L'Etat otage des Banques selon Marcel GAUCHET
Précisons tout d’abord que nous ne sommes pas un familier de l’œuvre de Marcel GAUCHET, dont certaines fréquentations intellectuelles ne nous ont pas incités à une découverte approfondie. Pourtant, après la lecture de René GIRARD, la thèse centrale de son livre « le Désenchantement du monde » (Gallimard, 1985), à savoir que le christianisme est la « religion de la sortie de la religion », de même que son article « les Droits de l’homme ne sont pas une politique » (1980), ne pouvaient que nous encourager à le faire.
Nonobstant ce désintérêt, nous accordons beaucoup d’attention aux propos de ce penseur, notamment ceux publiés dans le magazine Expansion (mai 2009) dans lequel il affirme que l’Etat a été pris en otage par les banques.
D’emblée, le philosophe souligne la cécité des vrais experts qui « n’ont rien compris au film. C’est leur mode de pensée et les instruments intellectuels dont ils disposent qui sont en cause. »

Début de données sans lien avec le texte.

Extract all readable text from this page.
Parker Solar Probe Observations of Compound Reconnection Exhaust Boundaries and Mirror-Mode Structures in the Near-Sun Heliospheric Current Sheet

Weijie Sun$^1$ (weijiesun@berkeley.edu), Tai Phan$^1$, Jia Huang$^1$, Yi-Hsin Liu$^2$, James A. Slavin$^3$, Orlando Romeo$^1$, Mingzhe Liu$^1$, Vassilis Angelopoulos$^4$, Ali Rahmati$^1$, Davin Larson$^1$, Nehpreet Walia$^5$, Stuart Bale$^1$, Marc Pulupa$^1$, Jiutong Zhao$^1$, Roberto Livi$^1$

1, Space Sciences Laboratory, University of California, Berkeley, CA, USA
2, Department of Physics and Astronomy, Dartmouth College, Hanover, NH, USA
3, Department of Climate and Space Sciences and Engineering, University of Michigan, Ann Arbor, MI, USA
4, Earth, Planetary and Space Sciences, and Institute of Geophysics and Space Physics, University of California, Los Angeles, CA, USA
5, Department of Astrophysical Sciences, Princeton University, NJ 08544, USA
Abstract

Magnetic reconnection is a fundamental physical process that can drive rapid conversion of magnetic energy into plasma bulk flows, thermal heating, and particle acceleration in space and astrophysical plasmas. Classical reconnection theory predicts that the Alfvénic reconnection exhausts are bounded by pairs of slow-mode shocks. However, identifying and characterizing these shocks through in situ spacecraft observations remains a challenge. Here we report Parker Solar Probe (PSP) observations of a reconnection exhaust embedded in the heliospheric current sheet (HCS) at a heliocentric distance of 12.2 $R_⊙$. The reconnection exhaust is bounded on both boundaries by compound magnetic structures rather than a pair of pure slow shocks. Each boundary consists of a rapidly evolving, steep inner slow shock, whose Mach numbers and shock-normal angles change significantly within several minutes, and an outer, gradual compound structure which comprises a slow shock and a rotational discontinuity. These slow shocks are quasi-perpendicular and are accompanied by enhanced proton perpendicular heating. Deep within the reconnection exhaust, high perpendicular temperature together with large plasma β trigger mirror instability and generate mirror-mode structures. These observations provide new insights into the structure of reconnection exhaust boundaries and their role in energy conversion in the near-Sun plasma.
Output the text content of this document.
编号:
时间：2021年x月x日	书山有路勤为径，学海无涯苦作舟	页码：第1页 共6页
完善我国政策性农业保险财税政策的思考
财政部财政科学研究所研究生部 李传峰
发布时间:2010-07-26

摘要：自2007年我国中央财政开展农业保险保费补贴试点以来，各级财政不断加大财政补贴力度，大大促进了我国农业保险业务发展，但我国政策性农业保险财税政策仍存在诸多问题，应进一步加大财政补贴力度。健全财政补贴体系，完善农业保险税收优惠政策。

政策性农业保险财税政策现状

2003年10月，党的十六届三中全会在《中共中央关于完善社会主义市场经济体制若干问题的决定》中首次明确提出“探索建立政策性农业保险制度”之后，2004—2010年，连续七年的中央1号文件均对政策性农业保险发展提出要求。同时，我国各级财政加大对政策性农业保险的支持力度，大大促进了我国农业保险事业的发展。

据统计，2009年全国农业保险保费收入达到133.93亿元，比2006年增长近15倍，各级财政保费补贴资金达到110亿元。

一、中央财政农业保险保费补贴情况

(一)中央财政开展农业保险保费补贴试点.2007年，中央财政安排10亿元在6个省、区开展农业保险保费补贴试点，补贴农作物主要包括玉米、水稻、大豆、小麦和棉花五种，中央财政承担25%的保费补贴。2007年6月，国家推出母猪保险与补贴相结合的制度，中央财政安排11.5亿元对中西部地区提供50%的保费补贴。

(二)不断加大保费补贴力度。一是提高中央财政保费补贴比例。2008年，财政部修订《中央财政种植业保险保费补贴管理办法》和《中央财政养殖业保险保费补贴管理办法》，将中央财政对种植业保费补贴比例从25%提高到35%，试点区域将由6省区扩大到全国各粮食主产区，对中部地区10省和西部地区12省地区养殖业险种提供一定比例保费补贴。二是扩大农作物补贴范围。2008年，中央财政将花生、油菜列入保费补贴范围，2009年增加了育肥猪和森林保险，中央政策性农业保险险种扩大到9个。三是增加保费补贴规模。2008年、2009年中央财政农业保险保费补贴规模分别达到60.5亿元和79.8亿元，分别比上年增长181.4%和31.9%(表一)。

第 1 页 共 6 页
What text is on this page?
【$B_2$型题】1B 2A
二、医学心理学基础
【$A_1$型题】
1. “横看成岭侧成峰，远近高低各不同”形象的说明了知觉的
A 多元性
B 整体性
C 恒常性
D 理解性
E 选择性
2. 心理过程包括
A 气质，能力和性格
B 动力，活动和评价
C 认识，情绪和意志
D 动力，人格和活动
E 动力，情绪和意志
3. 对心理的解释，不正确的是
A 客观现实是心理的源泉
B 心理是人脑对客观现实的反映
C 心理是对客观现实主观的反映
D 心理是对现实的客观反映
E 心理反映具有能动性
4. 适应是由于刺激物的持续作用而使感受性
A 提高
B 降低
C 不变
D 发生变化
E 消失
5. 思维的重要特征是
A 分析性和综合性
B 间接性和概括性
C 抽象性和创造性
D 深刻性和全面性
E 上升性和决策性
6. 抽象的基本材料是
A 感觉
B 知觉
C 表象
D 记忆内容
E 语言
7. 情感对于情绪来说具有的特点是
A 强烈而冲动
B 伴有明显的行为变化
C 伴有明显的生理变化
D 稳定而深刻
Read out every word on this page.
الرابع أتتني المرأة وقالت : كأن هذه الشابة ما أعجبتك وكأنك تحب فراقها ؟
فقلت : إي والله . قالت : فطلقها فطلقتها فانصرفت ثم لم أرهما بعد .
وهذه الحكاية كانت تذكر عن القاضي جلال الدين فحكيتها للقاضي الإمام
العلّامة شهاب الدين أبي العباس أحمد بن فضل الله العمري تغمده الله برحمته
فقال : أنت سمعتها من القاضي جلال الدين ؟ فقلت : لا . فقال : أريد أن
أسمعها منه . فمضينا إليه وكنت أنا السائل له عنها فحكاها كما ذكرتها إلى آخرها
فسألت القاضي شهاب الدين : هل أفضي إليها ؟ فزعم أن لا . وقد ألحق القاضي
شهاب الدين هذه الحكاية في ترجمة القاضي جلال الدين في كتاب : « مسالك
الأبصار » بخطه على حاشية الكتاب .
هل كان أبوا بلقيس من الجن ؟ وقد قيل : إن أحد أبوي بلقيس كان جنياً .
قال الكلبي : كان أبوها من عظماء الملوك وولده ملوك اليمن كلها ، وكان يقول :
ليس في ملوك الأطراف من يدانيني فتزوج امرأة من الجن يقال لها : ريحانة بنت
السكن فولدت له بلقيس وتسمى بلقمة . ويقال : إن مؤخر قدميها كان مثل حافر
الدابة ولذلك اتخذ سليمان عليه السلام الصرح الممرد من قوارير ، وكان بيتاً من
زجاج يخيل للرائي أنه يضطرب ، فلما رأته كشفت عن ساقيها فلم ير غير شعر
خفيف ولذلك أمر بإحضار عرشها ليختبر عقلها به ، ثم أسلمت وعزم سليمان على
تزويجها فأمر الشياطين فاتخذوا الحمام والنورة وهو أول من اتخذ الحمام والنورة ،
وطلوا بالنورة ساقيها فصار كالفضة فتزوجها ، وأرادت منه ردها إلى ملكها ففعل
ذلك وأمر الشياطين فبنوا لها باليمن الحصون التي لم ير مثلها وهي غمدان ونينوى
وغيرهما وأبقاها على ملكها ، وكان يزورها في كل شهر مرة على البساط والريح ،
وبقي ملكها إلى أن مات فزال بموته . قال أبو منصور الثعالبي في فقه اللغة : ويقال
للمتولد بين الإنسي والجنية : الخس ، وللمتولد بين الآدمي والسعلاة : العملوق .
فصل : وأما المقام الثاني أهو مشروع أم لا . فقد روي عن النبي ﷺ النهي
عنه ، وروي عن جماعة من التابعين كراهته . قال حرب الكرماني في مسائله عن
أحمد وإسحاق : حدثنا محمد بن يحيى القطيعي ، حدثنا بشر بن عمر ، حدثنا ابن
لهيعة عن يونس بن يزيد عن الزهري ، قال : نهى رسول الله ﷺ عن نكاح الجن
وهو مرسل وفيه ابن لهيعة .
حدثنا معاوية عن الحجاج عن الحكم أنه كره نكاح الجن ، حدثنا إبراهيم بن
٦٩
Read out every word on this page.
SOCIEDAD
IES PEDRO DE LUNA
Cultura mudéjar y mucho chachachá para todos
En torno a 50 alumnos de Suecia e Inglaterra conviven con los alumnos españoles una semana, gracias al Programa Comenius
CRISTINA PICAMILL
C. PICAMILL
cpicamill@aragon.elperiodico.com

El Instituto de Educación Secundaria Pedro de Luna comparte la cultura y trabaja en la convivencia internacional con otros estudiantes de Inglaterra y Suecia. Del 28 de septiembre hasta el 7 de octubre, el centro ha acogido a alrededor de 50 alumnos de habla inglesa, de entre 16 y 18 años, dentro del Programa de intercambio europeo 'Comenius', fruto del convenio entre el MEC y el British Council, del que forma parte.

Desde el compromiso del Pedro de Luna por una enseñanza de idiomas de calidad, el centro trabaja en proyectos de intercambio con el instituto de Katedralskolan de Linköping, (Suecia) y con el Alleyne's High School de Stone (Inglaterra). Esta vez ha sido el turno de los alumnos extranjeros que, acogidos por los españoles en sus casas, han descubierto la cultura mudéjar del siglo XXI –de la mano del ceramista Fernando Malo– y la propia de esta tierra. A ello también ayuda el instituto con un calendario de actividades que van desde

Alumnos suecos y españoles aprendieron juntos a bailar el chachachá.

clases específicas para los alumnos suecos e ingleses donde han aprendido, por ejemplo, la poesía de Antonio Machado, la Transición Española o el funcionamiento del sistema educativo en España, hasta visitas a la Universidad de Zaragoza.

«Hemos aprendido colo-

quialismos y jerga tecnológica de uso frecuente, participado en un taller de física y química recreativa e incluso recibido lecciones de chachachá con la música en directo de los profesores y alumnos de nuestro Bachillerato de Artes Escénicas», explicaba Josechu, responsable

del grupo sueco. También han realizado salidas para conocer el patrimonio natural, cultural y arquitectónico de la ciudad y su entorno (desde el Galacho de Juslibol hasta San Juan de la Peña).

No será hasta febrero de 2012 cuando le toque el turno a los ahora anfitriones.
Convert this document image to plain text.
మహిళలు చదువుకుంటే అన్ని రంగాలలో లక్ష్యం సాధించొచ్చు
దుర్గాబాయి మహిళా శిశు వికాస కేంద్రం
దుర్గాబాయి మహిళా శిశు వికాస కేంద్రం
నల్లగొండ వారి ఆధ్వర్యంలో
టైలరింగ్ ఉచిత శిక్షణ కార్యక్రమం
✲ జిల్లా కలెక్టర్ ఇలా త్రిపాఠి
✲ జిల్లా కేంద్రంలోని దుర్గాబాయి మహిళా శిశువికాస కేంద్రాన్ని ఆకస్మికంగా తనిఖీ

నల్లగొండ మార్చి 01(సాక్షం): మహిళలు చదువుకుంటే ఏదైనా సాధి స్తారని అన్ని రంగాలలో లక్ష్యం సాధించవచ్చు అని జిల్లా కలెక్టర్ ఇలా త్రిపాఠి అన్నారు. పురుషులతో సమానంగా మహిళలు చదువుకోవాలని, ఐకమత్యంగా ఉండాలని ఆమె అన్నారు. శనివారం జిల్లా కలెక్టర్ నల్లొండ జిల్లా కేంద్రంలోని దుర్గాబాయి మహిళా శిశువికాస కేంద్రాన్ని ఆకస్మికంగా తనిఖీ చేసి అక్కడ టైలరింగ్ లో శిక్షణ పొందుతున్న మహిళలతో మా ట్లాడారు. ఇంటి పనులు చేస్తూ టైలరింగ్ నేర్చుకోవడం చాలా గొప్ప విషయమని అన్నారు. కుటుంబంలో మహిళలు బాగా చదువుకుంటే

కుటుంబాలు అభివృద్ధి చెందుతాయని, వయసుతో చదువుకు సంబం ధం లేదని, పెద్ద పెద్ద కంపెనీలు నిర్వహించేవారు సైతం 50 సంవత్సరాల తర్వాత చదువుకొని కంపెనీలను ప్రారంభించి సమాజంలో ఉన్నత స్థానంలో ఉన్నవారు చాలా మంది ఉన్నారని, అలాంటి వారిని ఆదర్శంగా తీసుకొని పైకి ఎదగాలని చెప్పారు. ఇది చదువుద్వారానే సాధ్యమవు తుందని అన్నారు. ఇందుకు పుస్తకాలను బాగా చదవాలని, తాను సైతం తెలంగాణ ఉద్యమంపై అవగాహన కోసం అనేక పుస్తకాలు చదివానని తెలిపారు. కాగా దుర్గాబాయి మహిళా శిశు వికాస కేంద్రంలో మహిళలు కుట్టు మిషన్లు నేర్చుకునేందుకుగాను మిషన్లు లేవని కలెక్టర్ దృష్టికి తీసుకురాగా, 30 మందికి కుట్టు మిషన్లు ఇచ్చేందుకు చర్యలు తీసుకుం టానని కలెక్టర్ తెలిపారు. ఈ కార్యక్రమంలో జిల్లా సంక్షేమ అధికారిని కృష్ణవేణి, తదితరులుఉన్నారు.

Si nous n’avons aucune sympathie pour le Président ubiquiste SARKOZY DE NAGY BOCSA, nous reconnaissons ses mérites : c’est un redoutable homme politique ayant un exceptionnel sens de la tactique et de la propagande, dont on devine qu’il a « senti » en 2008 la gravité de la crise, quand des incompétents comme le ministre Christine LAGARDE nous serinaient que l’économie réelle ne serait pas touchée et d’autres fadaises, ou comme l’expert Olivier BLANCHARD (un économiste français nobélisable, dit-on dans les médias) qui comprenait peu de choses (lire notre note du 21 janvier 2009) …
GAUCHET prend pour exemple le financier Warren BUFFET, chez qui le discernement (i.e. savoir repérer les choses capitales) et l’appréciation des événements qui comptent pèseraient plus dans ses décisions que « l’expertise des matheux de [leurs] salles de marché ». Pour GAUCHET, le mode de raisonnement fondé sur le calcul rationnel est ennuyeux, parce qu’il « ignore ce qui fait vivre les sociétés humaines depuis toujours : la politique et l’histoire ». Une approche économique ayant pour axiome la rationalité des marchés présente un défaut majeur, puisqu’elle « ne permet pas de penser ce qui rend le marché possible et ce qui vient le perturber régulièrement ».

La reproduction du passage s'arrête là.